I stało się. Chciałoby się rzec, że nie daleko spadło jabłko od jabłoni. Jak inaczej wytłumaczyć sytuację, w której znalazł się Trybunał Konstytucyjny. Od 7 listopada 2015 roku ten konstytucyjny organ nie ma trzech sędziów, tj. Panów Marka Kotlinowskiego, Wojciecha Hermelińskiego i Pani Marii Gintowt – Jankowicz, którym kadencje zakończyły się 6 listopada. Pomimo tego, że trzech nowych sędziów Trybunału, tj. Panowie Roman Hauser, Andrzej Jakubecki oraz Krzysztof Ślebzak, zostali już wybrani na te stanowiska uchwałami Sejmu RP w dniu 8 października 2015 r., nie mogą rozpocząć sprawowania swoich funkcji, gdyż nie umożliwiono im nawet złożenia ślubowania wobec Prezydenta Rzeczypospolitej.

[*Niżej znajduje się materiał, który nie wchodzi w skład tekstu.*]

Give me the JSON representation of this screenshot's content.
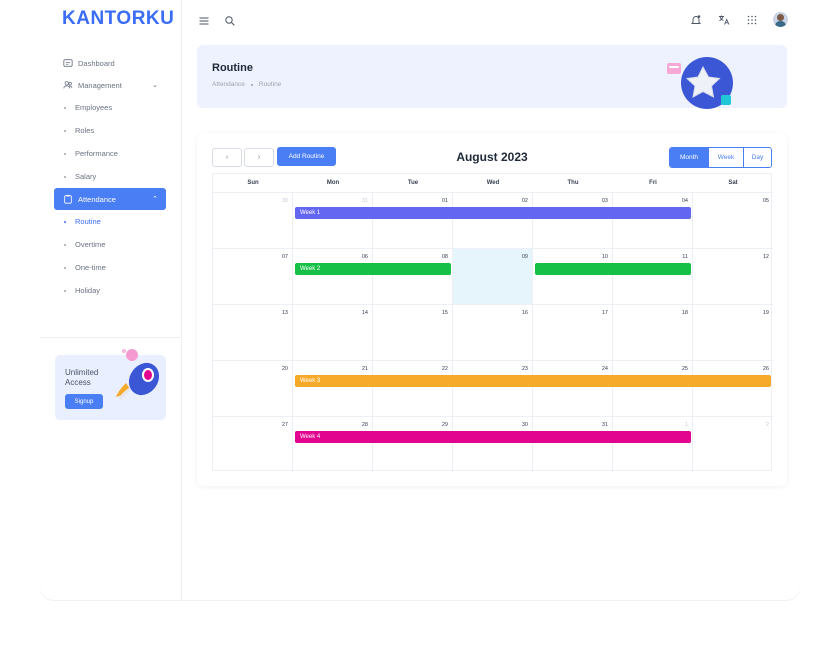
{
  "app": {
    "logo": "KANTORKU"
  },
  "colors": {
    "primary": "#4a7ef5",
    "week1": "#6366f1",
    "week2": "#16c047",
    "week3": "#f7aa2a",
    "week4": "#e2048f",
    "today": "#e6f4fc"
  },
  "sidebar": {
    "items": [
      {
        "label": "Dashboard",
        "icon": "dashboard-icon"
      },
      {
        "label": "Management",
        "icon": "users-icon"
      },
      {
        "label": "Employees"
      },
      {
        "label": "Roles"
      },
      {
        "label": "Performance"
      },
      {
        "label": "Salary"
      },
      {
        "label": "Attendance",
        "icon": "clipboard-icon"
      },
      {
        "label": "Routine"
      },
      {
        "label": "Overtime"
      },
      {
        "label": "One-time"
      },
      {
        "label": "Holiday"
      }
    ],
    "promo": {
      "title": "Unlimited Access",
      "button": "Signup"
    }
  },
  "header": {
    "title": "Routine",
    "breadcrumb": [
      "Attendance",
      "Routine"
    ]
  },
  "calendar": {
    "add_label": "Add Routine",
    "month_title": "August 2023",
    "views": [
      "Month",
      "Week",
      "Day"
    ],
    "active_view": "Month",
    "prev_icon": "‹",
    "next_icon": "›",
    "weekdays": [
      "Sun",
      "Mon",
      "Tue",
      "Wed",
      "Thu",
      "Fri",
      "Sat"
    ],
    "weeks": [
      [
        "30",
        "31",
        "01",
        "02",
        "03",
        "04",
        "05"
      ],
      [
        "07",
        "06",
        "08",
        "09",
        "10",
        "11",
        "12"
      ],
      [
        "13",
        "14",
        "15",
        "16",
        "17",
        "18",
        "19"
      ],
      [
        "20",
        "21",
        "22",
        "23",
        "24",
        "25",
        "26"
      ],
      [
        "27",
        "28",
        "29",
        "30",
        "31",
        "1",
        "2"
      ]
    ],
    "events": [
      {
        "label": "Week 1",
        "week": 0,
        "start": 1,
        "end": 5,
        "color": "#6366f1"
      },
      {
        "label": "Week 2",
        "week": 1,
        "start": 1,
        "end": 2,
        "color": "#16c047"
      },
      {
        "label": "",
        "week": 1,
        "start": 4,
        "end": 5,
        "color": "#16c047"
      },
      {
        "label": "Week 3",
        "week": 3,
        "start": 1,
        "end": 6,
        "color": "#f7aa2a"
      },
      {
        "label": "Week 4",
        "week": 4,
        "start": 1,
        "end": 5,
        "color": "#e2048f"
      }
    ]
  }
}
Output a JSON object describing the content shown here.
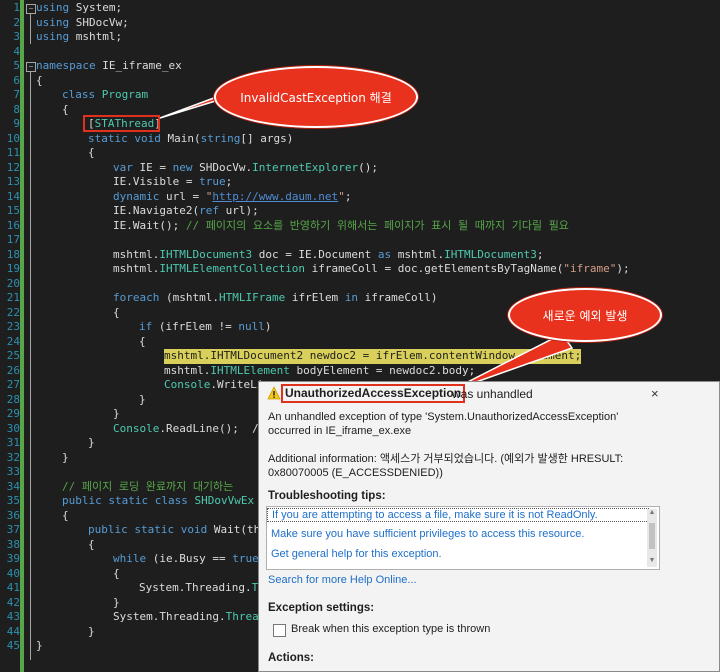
{
  "line_numbers": [
    "1",
    "2",
    "3",
    "4",
    "5",
    "6",
    "7",
    "8",
    "9",
    "10",
    "11",
    "12",
    "13",
    "14",
    "15",
    "16",
    "17",
    "18",
    "19",
    "20",
    "21",
    "22",
    "23",
    "24",
    "25",
    "26",
    "27",
    "28",
    "29",
    "30",
    "31",
    "32",
    "33",
    "34",
    "35",
    "36",
    "37",
    "38",
    "39",
    "40",
    "41",
    "42",
    "43",
    "44",
    "45"
  ],
  "code_tokens": {
    "l1": [
      "using",
      " System;"
    ],
    "l2": [
      "using",
      " SHDocVw;"
    ],
    "l3": [
      "using",
      " mshtml;"
    ],
    "l5": [
      "namespace",
      " IE_iframe_ex"
    ],
    "l6": [
      "{"
    ],
    "l7": [
      "class",
      " ",
      "Program"
    ],
    "l8": [
      "{"
    ],
    "l9": [
      "[",
      "STAThread",
      "]"
    ],
    "l10": [
      "static",
      " ",
      "void",
      " Main(",
      "string",
      "[] args)"
    ],
    "l11": [
      "{"
    ],
    "l12": [
      "var",
      " IE = ",
      "new",
      " SHDocVw.",
      "InternetExplorer",
      "();"
    ],
    "l13": [
      "IE.Visible = ",
      "true",
      ";"
    ],
    "l14": [
      "dynamic",
      " url = ",
      "\"",
      "http://www.daum.net",
      "\"",
      ";"
    ],
    "l15": [
      "IE.Navigate2(",
      "ref",
      " url);"
    ],
    "l16": [
      "IE.Wait(); ",
      "// 페이지의 요소를 반영하기 위해서는 페이지가 표시 될 때까지 기다릴 필요"
    ],
    "l18": [
      "mshtml.",
      "IHTMLDocument3",
      " doc = IE.Document ",
      "as",
      " mshtml.",
      "IHTMLDocument3",
      ";"
    ],
    "l19": [
      "mshtml.",
      "IHTMLElementCollection",
      " iframeColl = doc.getElementsByTagName(",
      "\"iframe\"",
      ");"
    ],
    "l21": [
      "foreach",
      " (mshtml.",
      "HTMLIFrame",
      " ifrElem ",
      "in",
      " iframeColl)"
    ],
    "l22": [
      "{"
    ],
    "l23": [
      "if",
      " (ifrElem != ",
      "null",
      ")"
    ],
    "l24": [
      "{"
    ],
    "l25": [
      "mshtml.",
      "IHTMLDocument2",
      " newdoc2 = ifrElem.contentWindow.document;"
    ],
    "l26": [
      "mshtml.",
      "IHTMLElement",
      " bodyElement = newdoc2.body;"
    ],
    "l27": [
      "Console",
      ".WriteLi"
    ],
    "l28": [
      "}"
    ],
    "l29": [
      "}"
    ],
    "l30": [
      "Console",
      ".ReadLine();  //"
    ],
    "l31": [
      "}"
    ],
    "l32": [
      "}"
    ],
    "l34": [
      "// 페이지 로딩 완료까지 대기하는"
    ],
    "l35": [
      "public",
      " ",
      "static",
      " ",
      "class",
      " ",
      "SHDovVwEx"
    ],
    "l36": [
      "{"
    ],
    "l37": [
      "public",
      " ",
      "static",
      " ",
      "void",
      " Wait(thi"
    ],
    "l38": [
      "{"
    ],
    "l39": [
      "while",
      " (ie.Busy == ",
      "true"
    ],
    "l40": [
      "{"
    ],
    "l41": [
      "System.Threading.",
      "Th"
    ],
    "l42": [
      "}"
    ],
    "l43": [
      "System.Threading.",
      "Thread"
    ],
    "l44": [
      "}"
    ],
    "l45": [
      "}"
    ]
  },
  "annotations": {
    "bubble1": "InvalidCastException 해결",
    "bubble2": "새로운 예외 발생"
  },
  "dialog": {
    "title_exception": "UnauthorizedAccessException",
    "title_rest": "was unhandled",
    "close": "×",
    "message1": "An unhandled exception of type 'System.UnauthorizedAccessException'",
    "message2": "occurred in IE_iframe_ex.exe",
    "info1": "Additional information: 액세스가 거부되었습니다. (예외가 발생한 HRESULT:",
    "info2": "0x80070005 (E_ACCESSDENIED))",
    "tips_heading": "Troubleshooting tips:",
    "tips": [
      "If you are attempting to access a file, make sure it is not ReadOnly.",
      "Make sure you have sufficient privileges to access this resource.",
      "Get general help for this exception."
    ],
    "search_link": "Search for more Help Online...",
    "settings_heading": "Exception settings:",
    "break_label": "Break when this exception type is thrown",
    "break_checked": false,
    "actions_heading": "Actions:"
  },
  "colors": {
    "editor_bg": "#1e1e1e",
    "keyword": "#569cd6",
    "type": "#4ec9b0",
    "string": "#d69d85",
    "comment": "#57a64a",
    "highlight": "#d8d05a",
    "annotation_red": "#e8321e",
    "link": "#1e6fc8"
  }
}
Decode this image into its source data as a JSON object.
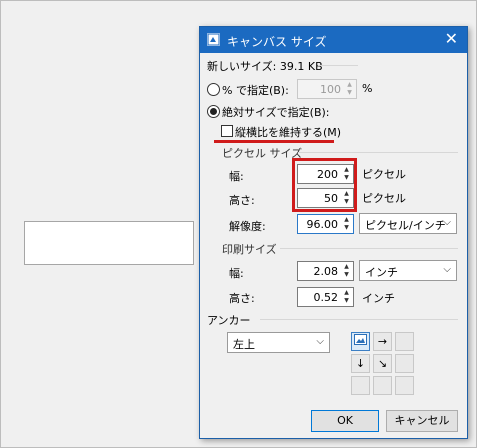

Oświadczenie byłych Prezesów
W kwestii tej wypowiadało się już wiele osób. Swoje oświadczenie złożyli również byli prezesi Trybunału Konstytucyjnego, tj. Panowie Marek Safjan, Jerzy Stępień, Bohdan Zdziennicki oraz Andrzej Zoll, którzy zauważyli, że „żadna okoliczność nie może być przywołana jako uzasadnienie dla braku umożliwienia złożenia ślubowania przez sędziów wybranych prze Sejm RP na podstawie obowiązujących przepisów prawnych. Nie jest taką okolicznością fakt wniesienia do Trybunału Konstytucyjnego wniosku o zbadanie konstytucyjności nowej ustawy o Trybunale Konstytucyjnym. Nie ma bowiem żadnej wątpliwości, że ustawa ta – dopóki nie zostanie uznana za niezgodną z Konstytucją przez wyrok Trybunału Konstytucyjnego – korzysta z domniemania konstytucyjności i stanowi w pełni legalną podstawę do uregulowania trybu wyboru sędziów Trybunału Konstytucyjnego, a także dla składania przez nich ślubowania wobec Prezydenta RP.”
Argumenty Prezydenta RP
Polemikę podjął Pan Prezydent, który miał wytknąć, że "panowie prezesi" nie zwracają równie bacznej uwagi na to, w jaki sposób Sejm wybrał nowych sędziów. Według Pana Prezydenta nastąpiła gwałtowna, niedługo przed wyborami, zmiana ustawy. Następnie miało dojść do wyboru sędziów Trybunału w ostatniej chwili, na siłę, mimo protestów ówczesnej opozycji. Pan Prezydent miał również dodać, że był czas na to, żeby wybrać sędziów TK przez nowy Sejm i w normalnych warunkach. W ocenie Pana Prezydenta to, co się stało, było poważnym naruszeniem zasad demokratycznych, poważnym naruszeniem stabilności demokratycznego państwa prawa.
Rozgrywki
Nie da się ukryć, że partie polityczne od dłuższego już czasu starają się uwikłać w rozgrywki polityczne Trybunał Konstytucyjny. Samo wyłonienie sędziów Trybunału Konstytucyjnego, w przeciwieństwie do sędziów sądów powszechnych, czy administracyjnych, ma charakter wyboru dokonywanego przez gremia polityczne. Przykre jest to, że zabrakło zgody politycznej nawet w zakresie możliwości zgłaszania kandydatów na sędziów TK przez gremia prawnicze, czy wyższe uczelnie prawnicze.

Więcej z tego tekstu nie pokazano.